Quem somos nós?
Há algum tempo, enquanto perambulava sem rumo pelas páginas da internet, sapeando por assuntos de interesses diversos, me deparei com uma das brilhantes tirinhas de Quino, protagonizada, é claro, por Mafalda. Na tira, a menina precoce, sentada frente a uma televisão, se indigna e resolve desligar o aparelho. Enquanto realiza o procedimento, resmunga sua insatisfação com a tendência dos meios (especialmente da TV) de ditar o que as pessoas devem comer, comprar, fazer e pensar. Mafalda termina seu resmungo perguntando: “quem eles pensam que nós somos?” Passado um instante (se é que se pode mensurar este tipo de coisas em tiras), ela faz a si mesma outra pergunta ainda mais inquietante: “e quem nós somos?” É então que decide ligar outra vez o aparelho televisivo expressando uma verdade incontestável: “os malditos sabem que nós ainda não sabemos”.
Ouso conduzir esta reflexão mais além ao procurar sistematizar a essência do “existir”. O que significaria “ser”? Descartes encontrou, muito antes de nós, uma forma de colocar em palavras o abstrato ao dizer: “penso, logo existo”. Existir é pensar, pensar é existir e, portanto, nossa essência (a matéria da humanidade) é aquilo que transita por nossas mentes. Dominar, conduzir, sugestionar o pensamento é controlar a existência e seus agentes (os homens). Quem detém o poder sobre os pensamentos humanos? Nós? O meio (físico)? Os poderes cívicos? Os poderes religiosos? As mídias?
Definitivamente (para o bem ou para o mal), esta última é a sócia majoritária no empreendimento do existir. Há muito ela tomou para si a liberdade (e responsabilidade) de definir o que as pessoas vão/devem pensar. E, automaticamente, o que vão fazer, falar, onde e com quem irão fazer e falar. Um poder que ganhou espaço e força, principalmente porque pouco a pouco nos eximimos da responsabilidade de compreender, decidir, saber quem somos nós. Logo, alguém precisa nos dizer quem somos. Criou-se, portanto, uma profunda relação de dependência, uma simbiose meio doentia, entre a humanidade e os meios. Já não conseguimos viver sem eles, já não sabemos viver sem que eles nos digam como viver, já não queremos pensar sem que nos digam o que pensar, já não sabemos “ser” ou “quem ser” sem a firme regência midiática.

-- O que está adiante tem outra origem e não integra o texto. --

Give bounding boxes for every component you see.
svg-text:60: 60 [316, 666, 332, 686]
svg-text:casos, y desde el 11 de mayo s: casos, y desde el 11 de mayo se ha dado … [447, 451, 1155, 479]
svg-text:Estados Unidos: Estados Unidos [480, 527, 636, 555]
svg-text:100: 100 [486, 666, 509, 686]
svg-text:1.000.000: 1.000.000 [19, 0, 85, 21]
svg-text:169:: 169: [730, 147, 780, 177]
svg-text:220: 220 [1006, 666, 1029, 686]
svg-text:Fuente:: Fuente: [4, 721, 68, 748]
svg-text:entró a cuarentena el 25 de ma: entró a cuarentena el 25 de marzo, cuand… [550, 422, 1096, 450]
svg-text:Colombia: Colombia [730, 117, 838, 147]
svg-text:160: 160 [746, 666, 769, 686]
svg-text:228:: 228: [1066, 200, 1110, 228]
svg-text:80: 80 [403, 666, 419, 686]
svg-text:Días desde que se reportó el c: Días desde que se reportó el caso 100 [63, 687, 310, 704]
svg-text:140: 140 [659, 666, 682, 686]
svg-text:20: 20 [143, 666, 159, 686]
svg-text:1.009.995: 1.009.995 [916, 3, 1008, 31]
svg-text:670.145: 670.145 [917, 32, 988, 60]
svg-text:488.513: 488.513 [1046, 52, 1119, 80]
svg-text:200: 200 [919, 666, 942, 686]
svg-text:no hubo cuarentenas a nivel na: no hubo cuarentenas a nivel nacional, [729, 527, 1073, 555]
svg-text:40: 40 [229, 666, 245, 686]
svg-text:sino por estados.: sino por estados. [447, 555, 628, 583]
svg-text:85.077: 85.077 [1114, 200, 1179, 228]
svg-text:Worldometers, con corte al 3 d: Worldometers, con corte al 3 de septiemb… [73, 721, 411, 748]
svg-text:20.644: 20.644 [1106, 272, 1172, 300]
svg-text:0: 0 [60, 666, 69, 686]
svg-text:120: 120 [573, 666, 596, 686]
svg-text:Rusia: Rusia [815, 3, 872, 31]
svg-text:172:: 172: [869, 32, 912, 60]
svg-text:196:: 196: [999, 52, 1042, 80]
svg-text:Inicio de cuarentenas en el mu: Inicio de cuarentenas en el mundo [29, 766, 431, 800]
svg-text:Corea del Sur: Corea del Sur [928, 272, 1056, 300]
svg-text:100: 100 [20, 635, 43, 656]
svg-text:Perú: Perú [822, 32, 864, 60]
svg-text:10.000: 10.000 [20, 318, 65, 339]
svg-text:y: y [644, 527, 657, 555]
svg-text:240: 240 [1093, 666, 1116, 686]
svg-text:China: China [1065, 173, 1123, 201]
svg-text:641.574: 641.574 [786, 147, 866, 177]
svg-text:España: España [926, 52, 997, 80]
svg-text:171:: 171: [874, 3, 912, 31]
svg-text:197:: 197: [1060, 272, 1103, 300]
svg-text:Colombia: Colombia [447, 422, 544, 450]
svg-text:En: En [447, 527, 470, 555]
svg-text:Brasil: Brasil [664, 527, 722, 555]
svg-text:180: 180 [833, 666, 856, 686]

E é sobre isto que a 141ª edição do Canal vai tratar. A teoria do Agendamento (Agenda Setting). A idéia de que a mídia é quem determina as pautas do debate social. Ela conduz, sugestiona o público e o particular. O que é verdade ou mentira, o que importa ou não, o que somos ou não somos e mais, quem nós somos. Os textos produzidos por nossos articulistas tratam das relações que tal agendamento mantém com questões como democracia, moral e ética, formação opinativa, preconceito, justiça, autoestima, conhecimento, influência. Trata também da tendência, cada vez mais presente, de uma retomada (por parte do homem) das rédeas de sua existência. A tendência de se independer dos mecanismos midiáticos, de utilizar a mídia como ferramenta e não mais como oráculo moderno, subvertendo a ordem do agendamento. Dominando a ação do pautar, até então território exclusivo da mídia.
É preciso esclarecer que, tal independência, é fruto de uma sociedade que se organiza cada vez mais por meio de plataformas e linguagens convergentes. A própria mídia tem se adaptado à realidade da convergência na tentativa de manter a força de seu poder sugestionante. Nesta primeira edição do ano o Canal demonstra que também vai se render a estas tendências. A partir de agora procuraremos trabalhar linguagens convergentes em nosso fazer jornalístico. Quando pensamos que “informação é responsabilidade” não podemos deixar de buscar uma atuação que atenda mais efetivamente a um público cada vez mais conectado e independente dos velhos meios de prestação de serviço. Um público que procura, mais nitidamente, aprender quem é e faz isto utilizando plataformas informativas diversas.
O uso das multiplataformas, reconhecidamente, gera material, conhecimento, muito mais rico, profundo e, por que não, subjetivo. Está será a missão do Canal. Aprofundar nossos conteúdos (por meio de diversas plataformas) e produzir, de forma responsável, material reflexivo e potencialmente promovedor de mudanças.
Retomando o tema desta edição, é preciso entender que antes de demonizar a atuação condicionante da mídia e a questão do Agendamento, precisamos reconhecer que isto é, quase que na totalidade, nossa culpa. Termino com a máxima grega “conhece-te a ti mesmo” e então subverteremos o agendamento. Só é possível “contra-agendar” respondendo a questão essencial: quem somos nós?